Sadly, it was a familiar pain. Last time I felt it this bad was when members down at the Church of Privileged Self-Righteousness declared there was “no difference” between Hillary Clinton and Donald Trump. Way back then, such folks had the media to lean on for some of their claims.
Plenty of so-called liberal-leaning pundits equated the computing issues and defensive personality of one candidate with the vulgarities and incompetence of the other, a known sexual predator, racist, liar and cheat who was entirely unqualified to run a local street cleaning crew, let alone the United States. Chanting “they’re all the same,” a critical number of true believers sat out the election, leaving the rest of us, but especially the nation’s most vulnerable, with a raging staph infection.

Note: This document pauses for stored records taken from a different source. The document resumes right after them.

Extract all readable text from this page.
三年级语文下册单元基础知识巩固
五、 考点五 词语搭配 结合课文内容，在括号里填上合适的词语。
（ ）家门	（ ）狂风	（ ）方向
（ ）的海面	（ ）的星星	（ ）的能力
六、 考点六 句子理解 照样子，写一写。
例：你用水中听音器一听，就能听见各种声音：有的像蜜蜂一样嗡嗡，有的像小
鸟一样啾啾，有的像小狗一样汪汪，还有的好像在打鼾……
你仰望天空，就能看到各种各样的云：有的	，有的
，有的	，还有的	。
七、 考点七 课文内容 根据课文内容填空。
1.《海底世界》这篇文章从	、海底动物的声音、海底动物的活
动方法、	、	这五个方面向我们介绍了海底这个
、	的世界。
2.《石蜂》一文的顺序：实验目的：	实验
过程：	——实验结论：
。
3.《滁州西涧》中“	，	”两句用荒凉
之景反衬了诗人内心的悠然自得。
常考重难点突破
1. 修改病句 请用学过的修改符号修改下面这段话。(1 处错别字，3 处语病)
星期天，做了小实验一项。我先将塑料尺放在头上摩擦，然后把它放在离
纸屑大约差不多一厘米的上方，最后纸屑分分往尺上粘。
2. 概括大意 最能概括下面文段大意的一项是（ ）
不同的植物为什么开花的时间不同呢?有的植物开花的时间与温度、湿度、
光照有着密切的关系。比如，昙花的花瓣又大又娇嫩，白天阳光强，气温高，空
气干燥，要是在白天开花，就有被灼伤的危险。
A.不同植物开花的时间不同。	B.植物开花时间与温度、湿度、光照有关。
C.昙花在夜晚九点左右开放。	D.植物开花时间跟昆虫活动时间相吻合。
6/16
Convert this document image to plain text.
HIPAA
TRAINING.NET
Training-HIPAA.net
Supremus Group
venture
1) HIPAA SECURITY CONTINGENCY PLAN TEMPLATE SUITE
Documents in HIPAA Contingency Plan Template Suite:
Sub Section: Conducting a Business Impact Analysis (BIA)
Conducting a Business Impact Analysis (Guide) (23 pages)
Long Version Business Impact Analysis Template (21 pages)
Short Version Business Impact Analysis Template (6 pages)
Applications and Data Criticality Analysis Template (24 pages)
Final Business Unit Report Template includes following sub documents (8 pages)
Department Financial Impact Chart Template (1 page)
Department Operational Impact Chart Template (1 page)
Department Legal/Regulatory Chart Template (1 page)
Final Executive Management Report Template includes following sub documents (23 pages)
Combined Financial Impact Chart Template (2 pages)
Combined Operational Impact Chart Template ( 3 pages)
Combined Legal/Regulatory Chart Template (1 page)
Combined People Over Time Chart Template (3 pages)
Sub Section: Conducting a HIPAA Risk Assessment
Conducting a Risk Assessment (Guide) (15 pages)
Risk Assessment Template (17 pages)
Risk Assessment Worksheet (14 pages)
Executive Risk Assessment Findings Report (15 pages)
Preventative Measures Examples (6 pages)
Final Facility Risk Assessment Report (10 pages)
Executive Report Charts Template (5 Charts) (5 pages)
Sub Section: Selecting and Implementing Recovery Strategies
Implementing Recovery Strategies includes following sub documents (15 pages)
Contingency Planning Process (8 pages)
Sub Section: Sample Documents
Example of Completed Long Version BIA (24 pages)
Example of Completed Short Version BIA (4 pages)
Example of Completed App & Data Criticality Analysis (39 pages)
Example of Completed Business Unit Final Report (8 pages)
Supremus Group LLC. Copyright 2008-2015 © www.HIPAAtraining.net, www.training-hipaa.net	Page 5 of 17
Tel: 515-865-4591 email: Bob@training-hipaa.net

If, after all that has happened since, you still think skipping out on Election Day is inconsequential, you’re not paying attention. And yet, a recent study from the Washington, D.C.-based research firm Lake Research Partners, released by the Voter Participation Center, predicts that about 40 million fewer people will vote in 2018 compared to 2016. The biggest drop-off is projected to be among millennials and unmarried women, crucial members of what’s called the “rising American electorate,” which also includes blacks and Latinos.
In Virginia, the center projects, roughly 1.1 million of those voters will stay away from the polls next year. The study, based on census data, does not sample why non-voters and non-registered voters would choose to stay home. We can only guess.
But you had to travel only as far as the MLK Performing Arts Center for the August 27 “recovery” town hall and the August 21 Charlottesville City Council meeting before that to understand how little trust Virginians have in government these days—and why.
And yet, local voting is the best way to throw the bums out, if that’s your goal.
Leading up the federal elections in 2018, here’s another reason to get in practice and vote on November 7: the race for state attorney general. Democratic incumbent Mark Herring is running against Republican John Adams, a former clerk for Supreme Court Justice Clarence Thomas who opposes reproductive choice and marriage equality and vows to roll back Obama-era environmental regulations. Herring, among other things, supports Obama’s Clean Power Plan and has the endorsement of gay rights groups. Perhaps even more crucially at this moment, Herring is inclined to let localities manage their own statuary and Adams is not.
No doubt, false equivalence is toxic. The same can be true for malaise. Maybe you can’t do anything about the sputum coming out of Trump’s mouth. But you can beat back the spread of malaise. The center that commissioned the voting study noted it’s likely more effective to register new voters than to try to persuade disaffected registered voters to give a damn. When left unchecked, no difference-ism can be as harmful as false equivalence.
So get your rest, Virginia, and then take your medicine: Register two voters and call me in the morning.